July 19th – Despite the rain and grey days, the wildflowers are showing really well this year. I’ve noticed a huge variety, and they seem to be lasting a long time. I’m interested in the vetches and trefoils, but most of all, I’m intrigued by the stuff I don’t recognise, like this purple wonder, growing on Clayhanger Common. Any ideas?
July 19th – The rains didn’t stay way for long. I was working from home, drowning under a shedload of paperwork. Late afternoon, I popped out to get some shopping in. As I left, the soft drizzle that had been falling turned into a downpour.
There are few places greyer than Brownhills when it rains. I’m currently wondering whether it’s worth having my whole body waterproofed, like you can with tents…
July 18th – Everything is all to cock. Normally in summer, you have sunny days, and dull, rainy days. This summer you get dull, rainy weeks and sunny hours. It was in one such sunny hour I found myself in on the way back from work. It wasn’t terribly warm, but the countryside around Jockey Meadows and Bullings Heath at Walsall Wood looked superb. We’d hat a lot of rain, and Green Lane had again flooded, prompting the usual displays of lousy driving. The still-wet greenery, however, made it all seem worthwhile.
Hopefully, the weather is now limbering up for one whole sunny morning…
July 18th – I cycled to work in Darlaston in a rainstorm, for what seemed like the thousandth time. I came up through Shelfied and Walsall with a heavy heart; the wind was against me and I was getting rather wet. As usual, I dropped on to the canal at Bridgman Street, and the rain ceased for a while and the the skies brightened. Near Pleck, I came upon this brood of ducklings, huddled together in the grass for warmth, their mother quacking reassuringly from the canal. They were quite tame, and I feel sure I could have reached out and picked one up.
Further on, at Bentley Bridge, I noticed what can only be the sad remains of a Black Country Funeral, like a Viking one, but with less ambition. How unfortunate…

July 17th – I’d not really studied thistles closely until I took a picture of some a few weeks ago, but they are actually fascinating, diverse, and very, very beautiful. These were growing by Clayhanger Bridge at the canalside, and each flower seems like precisely engineered perfection to me. I’ve noted that there seem to be a lot of different types, with different physical characteristics.
They may be prickly customers, but they’re actually really interesting if you look closely. I must read up.
July 17th – Working late again. I returned from Walsall, crawling wearily up through Rushall and Shelfield towards Brownhills in the last of the daylight. At the Black Cock Bridge, I hopped on the canal and headed homewards. It was grey, but oddly enough, not raining. The air felt warm, and the evening seemed oddly close. I stopped on the bend where the old Walsall Wood Colliery basins would have been. The water was clear, apart from lilies and the odd patch of algae. Everywhere was green, verdant and beautiful. Summer is sort of happening while we’re not watching. One thing I will say for it; it’s been a great year for foliage.
The area clumps bothered me; I don’t know if they’re blue-green or some other variety and the net isn’t much help. Probably best to watch your dog if they’re fond of a dip. If it is blue-green, it can be quite toxic to hounds.
July 16th – Another wet day, another late, miserable commute home through the lanes of Stonnall and Lynn. I surely must have done, but I don’t think I’ve ever known a summer like this. Everything is saturated, even my goodwill. The bike is suffering, I’m suffering. Yet we both carry on; floods, muck and wind.
When summer does come it’s going to be bloody wonderful.
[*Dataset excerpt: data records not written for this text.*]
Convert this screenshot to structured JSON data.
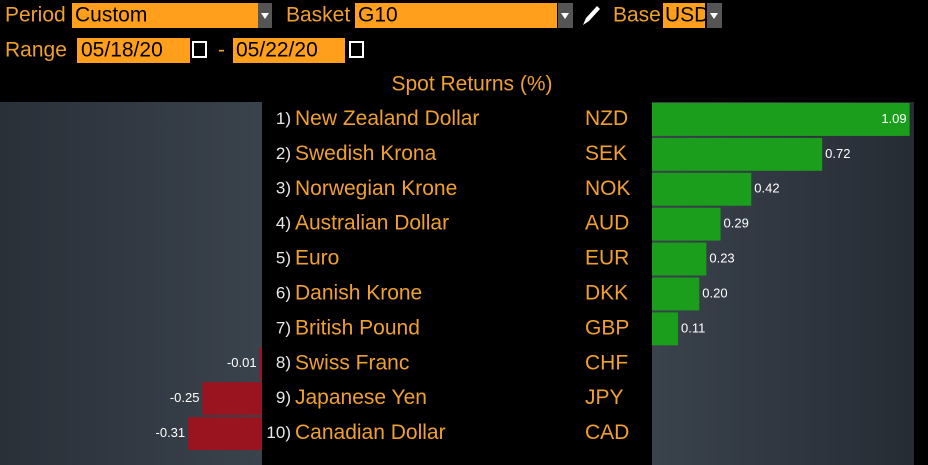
{
  "controls": {
    "period_label": "Period",
    "period": "Custom",
    "basket_label": "Basket",
    "basket": "G10",
    "base_label": "Base",
    "base": "USD",
    "range_label": "Range",
    "start": "05/18/20",
    "separator": "-",
    "end": "05/22/20"
  },
  "chart_data": {
    "type": "bar",
    "title": "Spot Returns (%)",
    "ranks": [
      "1)",
      "2)",
      "3)",
      "4)",
      "5)",
      "6)",
      "7)",
      "8)",
      "9)",
      "10)"
    ],
    "categories": [
      "New Zealand Dollar",
      "Swedish Krona",
      "Norwegian Krone",
      "Australian Dollar",
      "Euro",
      "Danish Krone",
      "British Pound",
      "Swiss Franc",
      "Japanese Yen",
      "Canadian Dollar"
    ],
    "codes": [
      "NZD",
      "SEK",
      "NOK",
      "AUD",
      "EUR",
      "DKK",
      "GBP",
      "CHF",
      "JPY",
      "CAD"
    ],
    "values": [
      1.09,
      0.72,
      0.42,
      0.29,
      0.23,
      0.2,
      0.11,
      -0.01,
      -0.25,
      -0.31
    ],
    "value_labels": [
      "1.09",
      "0.72",
      "0.42",
      "0.29",
      "0.23",
      "0.20",
      "0.11",
      "-0.01",
      "-0.25",
      "-0.31"
    ],
    "positive_color": "#1b9e1b",
    "negative_color": "#9a1420",
    "xlim": [
      -1.1,
      1.1
    ]
  }
}
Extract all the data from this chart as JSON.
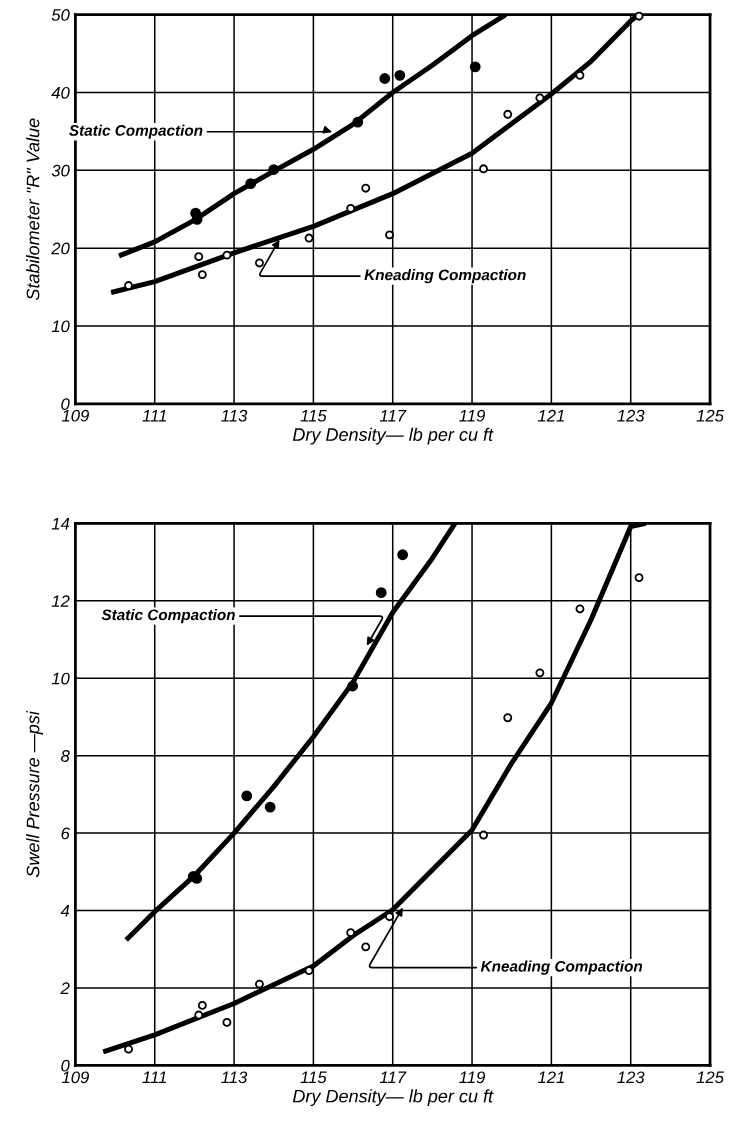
{
  "chart_data": [
    {
      "type": "scatter",
      "xlabel": "Dry Density— lb per cu ft",
      "ylabel": "Stabilometer \"R\" Value",
      "xlim": [
        109,
        125
      ],
      "xticks": [
        109,
        111,
        113,
        115,
        117,
        119,
        121,
        123,
        125
      ],
      "ylim": [
        0,
        50
      ],
      "yticks": [
        0,
        10,
        20,
        30,
        40,
        50
      ],
      "grid": true,
      "marker": "circle",
      "series": [
        {
          "color": "#000000",
          "x": [
            112.03,
            112.07,
            113.42,
            114.0,
            116.12,
            116.8,
            117.18,
            119.08
          ],
          "values": [
            24.5,
            23.7,
            28.3,
            30.1,
            36.2,
            41.8,
            42.2,
            43.3
          ]
        },
        {
          "color": "#000000",
          "x": [
            110.34,
            112.11,
            112.2,
            112.82,
            113.64,
            114.89,
            115.94,
            116.32,
            116.92,
            119.29,
            119.9,
            120.71,
            121.72,
            123.21
          ],
          "values": [
            15.2,
            18.9,
            16.6,
            19.1,
            18.1,
            21.3,
            25.1,
            27.7,
            21.7,
            30.2,
            37.2,
            39.3,
            42.2,
            49.8
          ]
        },
        {
          "type": "line",
          "color": "#000000",
          "marker": "none",
          "x": [
            110.1,
            111,
            112,
            113,
            114,
            115,
            116,
            117,
            118,
            119,
            119.85
          ],
          "values": [
            19.0,
            20.8,
            23.6,
            27.0,
            29.9,
            32.7,
            35.9,
            40.0,
            43.5,
            47.3,
            50
          ]
        },
        {
          "type": "line",
          "color": "#000000",
          "marker": "none",
          "x": [
            109.9,
            111,
            113,
            115,
            117,
            119,
            121,
            122,
            123,
            123.2
          ],
          "values": [
            14.3,
            15.7,
            19.4,
            22.8,
            27.0,
            32.2,
            39.8,
            44,
            49.2,
            50
          ]
        }
      ],
      "annotations": [
        {
          "text": "Static Compaction",
          "x": 115.49,
          "y": 34.6
        },
        {
          "text": "Kneading Compaction",
          "x": 114.18,
          "y": 21.4
        }
      ]
    },
    {
      "type": "scatter",
      "xlabel": "Dry Density— lb per cu ft",
      "ylabel": "Swell Pressure —psi",
      "xlim": [
        109,
        125
      ],
      "xticks": [
        109,
        111,
        113,
        115,
        117,
        119,
        121,
        123,
        125
      ],
      "ylim": [
        0,
        14
      ],
      "yticks": [
        0,
        2,
        4,
        6,
        8,
        10,
        12,
        14
      ],
      "grid": true,
      "marker": "circle",
      "series": [
        {
          "color": "#000000",
          "x": [
            111.97,
            112.06,
            113.32,
            113.91,
            115.99,
            116.71,
            117.25
          ],
          "values": [
            4.88,
            4.83,
            6.96,
            6.67,
            9.8,
            12.21,
            13.19
          ]
        },
        {
          "color": "#000000",
          "x": [
            110.34,
            112.11,
            112.2,
            112.82,
            113.64,
            114.89,
            115.94,
            116.32,
            116.92,
            119.29,
            119.9,
            120.71,
            121.72,
            123.21
          ],
          "values": [
            0.42,
            1.3,
            1.55,
            1.11,
            2.1,
            2.45,
            3.43,
            3.06,
            3.84,
            5.95,
            8.98,
            10.14,
            11.79,
            12.6
          ]
        },
        {
          "type": "line",
          "color": "#000000",
          "marker": "none",
          "x": [
            110.28,
            111,
            112,
            113,
            114,
            115,
            116,
            117,
            118,
            118.57
          ],
          "values": [
            3.24,
            3.97,
            4.9,
            6.0,
            7.2,
            8.49,
            9.9,
            11.7,
            13.1,
            14.0
          ]
        },
        {
          "type": "line",
          "color": "#000000",
          "marker": "none",
          "x": [
            109.7,
            111,
            113,
            115,
            116,
            117,
            119,
            120,
            121,
            122,
            123,
            123.38
          ],
          "values": [
            0.35,
            0.79,
            1.6,
            2.57,
            3.35,
            4.02,
            6.08,
            7.81,
            9.36,
            11.51,
            13.92,
            14.0
          ]
        }
      ],
      "annotations": [
        {
          "text": "Static Compaction",
          "x": 116.31,
          "y": 10.78
        },
        {
          "text": "Kneading Compaction",
          "x": 117.29,
          "y": 4.14
        }
      ]
    }
  ]
}
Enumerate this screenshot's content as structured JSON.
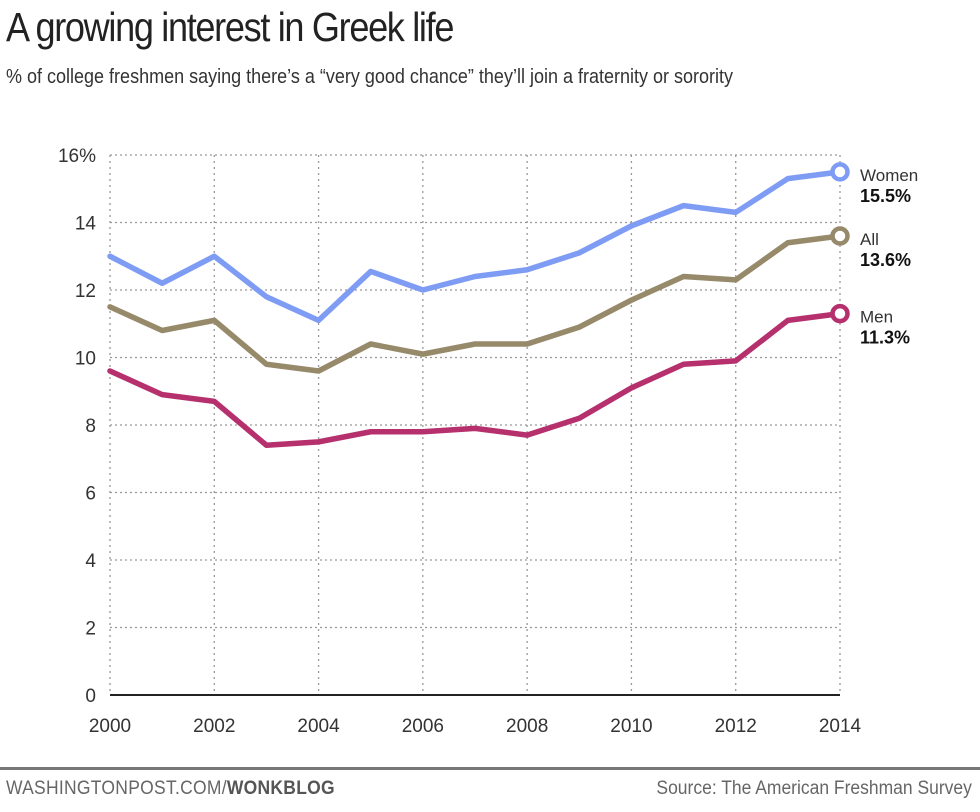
{
  "chart_data": {
    "type": "line",
    "title": "A growing interest in Greek life",
    "subtitle": "% of college freshmen saying there’s a “very good chance” they’ll join a fraternity or sorority",
    "xlabel": "",
    "ylabel": "",
    "x": [
      2000,
      2001,
      2002,
      2003,
      2004,
      2005,
      2006,
      2007,
      2008,
      2009,
      2010,
      2011,
      2012,
      2013,
      2014
    ],
    "xlim": [
      2000,
      2014
    ],
    "ylim": [
      0,
      16
    ],
    "grid": true,
    "x_ticks": [
      "2000",
      "2002",
      "2004",
      "2006",
      "2008",
      "2010",
      "2012",
      "2014"
    ],
    "x_tick_values": [
      2000,
      2002,
      2004,
      2006,
      2008,
      2010,
      2012,
      2014
    ],
    "y_ticks": [
      "0",
      "2",
      "4",
      "6",
      "8",
      "10",
      "12",
      "14",
      "16%"
    ],
    "y_tick_values": [
      0,
      2,
      4,
      6,
      8,
      10,
      12,
      14,
      16
    ],
    "series": [
      {
        "name": "Women",
        "color": "#7f9cf5",
        "end_label": "15.5%",
        "values": [
          13.0,
          12.2,
          13.0,
          11.8,
          11.1,
          12.55,
          12.0,
          12.4,
          12.6,
          13.1,
          13.9,
          14.5,
          14.3,
          15.3,
          15.5
        ]
      },
      {
        "name": "All",
        "color": "#978a6a",
        "end_label": "13.6%",
        "values": [
          11.5,
          10.8,
          11.1,
          9.8,
          9.6,
          10.4,
          10.1,
          10.4,
          10.4,
          10.9,
          11.7,
          12.4,
          12.3,
          13.4,
          13.6
        ]
      },
      {
        "name": "Men",
        "color": "#b5306d",
        "end_label": "11.3%",
        "values": [
          9.6,
          8.9,
          8.7,
          7.4,
          7.5,
          7.8,
          7.8,
          7.9,
          7.7,
          8.2,
          9.1,
          9.8,
          9.9,
          11.1,
          11.3
        ]
      }
    ]
  },
  "footer": {
    "site": "WASHINGTONPOST.COM/",
    "section": "WONKBLOG",
    "source": "Source: The American Freshman Survey"
  }
}
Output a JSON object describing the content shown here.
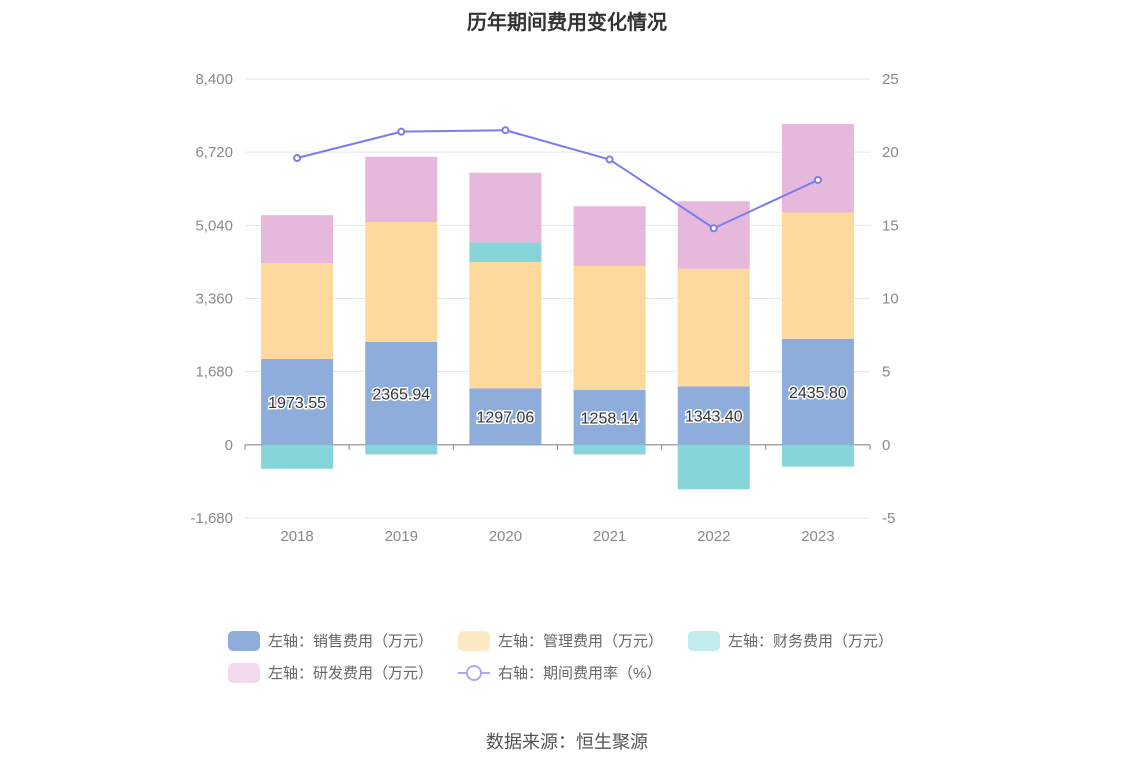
{
  "chart_data": {
    "type": "bar",
    "title": "历年期间费用变化情况",
    "categories": [
      "2018",
      "2019",
      "2020",
      "2021",
      "2022",
      "2023"
    ],
    "stacked": true,
    "left_axis": {
      "min": -1680,
      "max": 8400,
      "ticks": [
        "8,400",
        "6,720",
        "5,040",
        "3,360",
        "1,680",
        "0",
        "-1,680"
      ]
    },
    "right_axis": {
      "min": -5,
      "max": 25,
      "ticks": [
        "25",
        "20",
        "15",
        "10",
        "5",
        "0",
        "-5"
      ]
    },
    "series": [
      {
        "name": "左轴：销售费用（万元）",
        "axis": "left",
        "color": "#8eaddb",
        "values": [
          1973.55,
          2365.94,
          1297.06,
          1258.14,
          1343.4,
          2435.8
        ],
        "labels": [
          "1973.55",
          "2365.94",
          "1297.06",
          "1258.14",
          "1343.40",
          "2435.80"
        ]
      },
      {
        "name": "左轴：管理费用（万元）",
        "axis": "left",
        "color": "#fed89c",
        "values": [
          2200,
          2750,
          2900,
          2850,
          2700,
          2900
        ]
      },
      {
        "name": "左轴：财务费用（万元）",
        "axis": "left",
        "color": "#86d5d8",
        "values": [
          -550,
          -220,
          450,
          -220,
          -1020,
          -500
        ]
      },
      {
        "name": "左轴：研发费用（万元）",
        "axis": "left",
        "color": "#e6b9dc",
        "values": [
          1100,
          1500,
          1600,
          1370,
          1550,
          2030
        ]
      },
      {
        "name": "右轴：期间费用率（%）",
        "axis": "right",
        "type": "line",
        "color": "#7b7bef",
        "values": [
          19.6,
          21.4,
          21.5,
          19.5,
          14.8,
          18.1
        ]
      }
    ],
    "legend_position": "bottom"
  },
  "source_text": "数据来源：恒生聚源"
}
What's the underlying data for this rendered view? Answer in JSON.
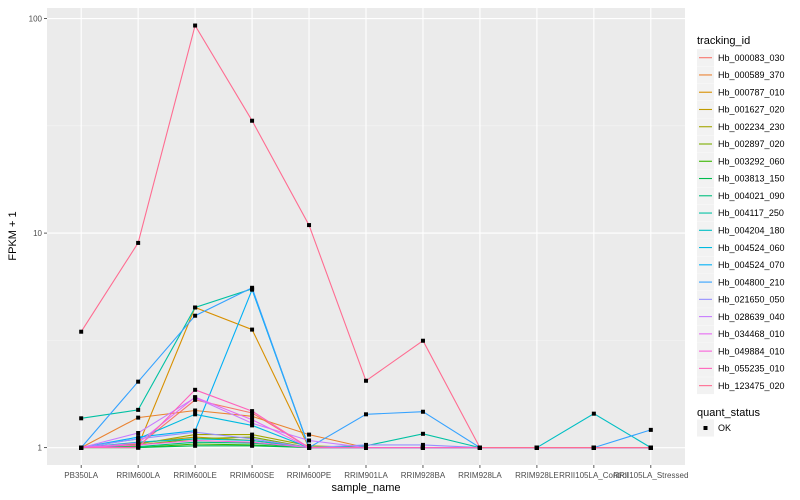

July 16th – After a brief, two-day respite the rains returned. It was whilst sheltering at Shenstone Station, waiting for the worst of the rain to die down, that I noted this bramble growing through a small aperture in the back of the shelter. Where there’s a will, there’s a way. Tenacity, brambles have it…
July 15th – It was, on occasion, a bright sunny day. But it wasn’t warm, and when the sun went in, the chill was evil. I was cycling in the evening, and my journey to Yoxall, Barton and the Trent and Mersey river section at Alrewas was beautiful, but challenging. I was in shorts and cold; my energy low, and I bonked. (That’s where you need food, and you suddenly flatline. Runners call it ‘Hitting the wall’). Still, the countryside was as gorgeous as ever, and it reminds me to keep grazing and stock up with snacks before I leave for a long ride.

July 15th – Ducks are not fussy. Mallards will mate with anything that cooperates, and quite a lot of things that don’t. Unusual union has clearly resulted in this peculiar fellow, who seems to be, for the most part, mallard, but there seems to be runner duck and tufted in there somewhere. He lives on the boating lake at Chasewater, and I caught him on an evening ride out to Yoxall and Barton. Have to say, the levels are raising impressively now.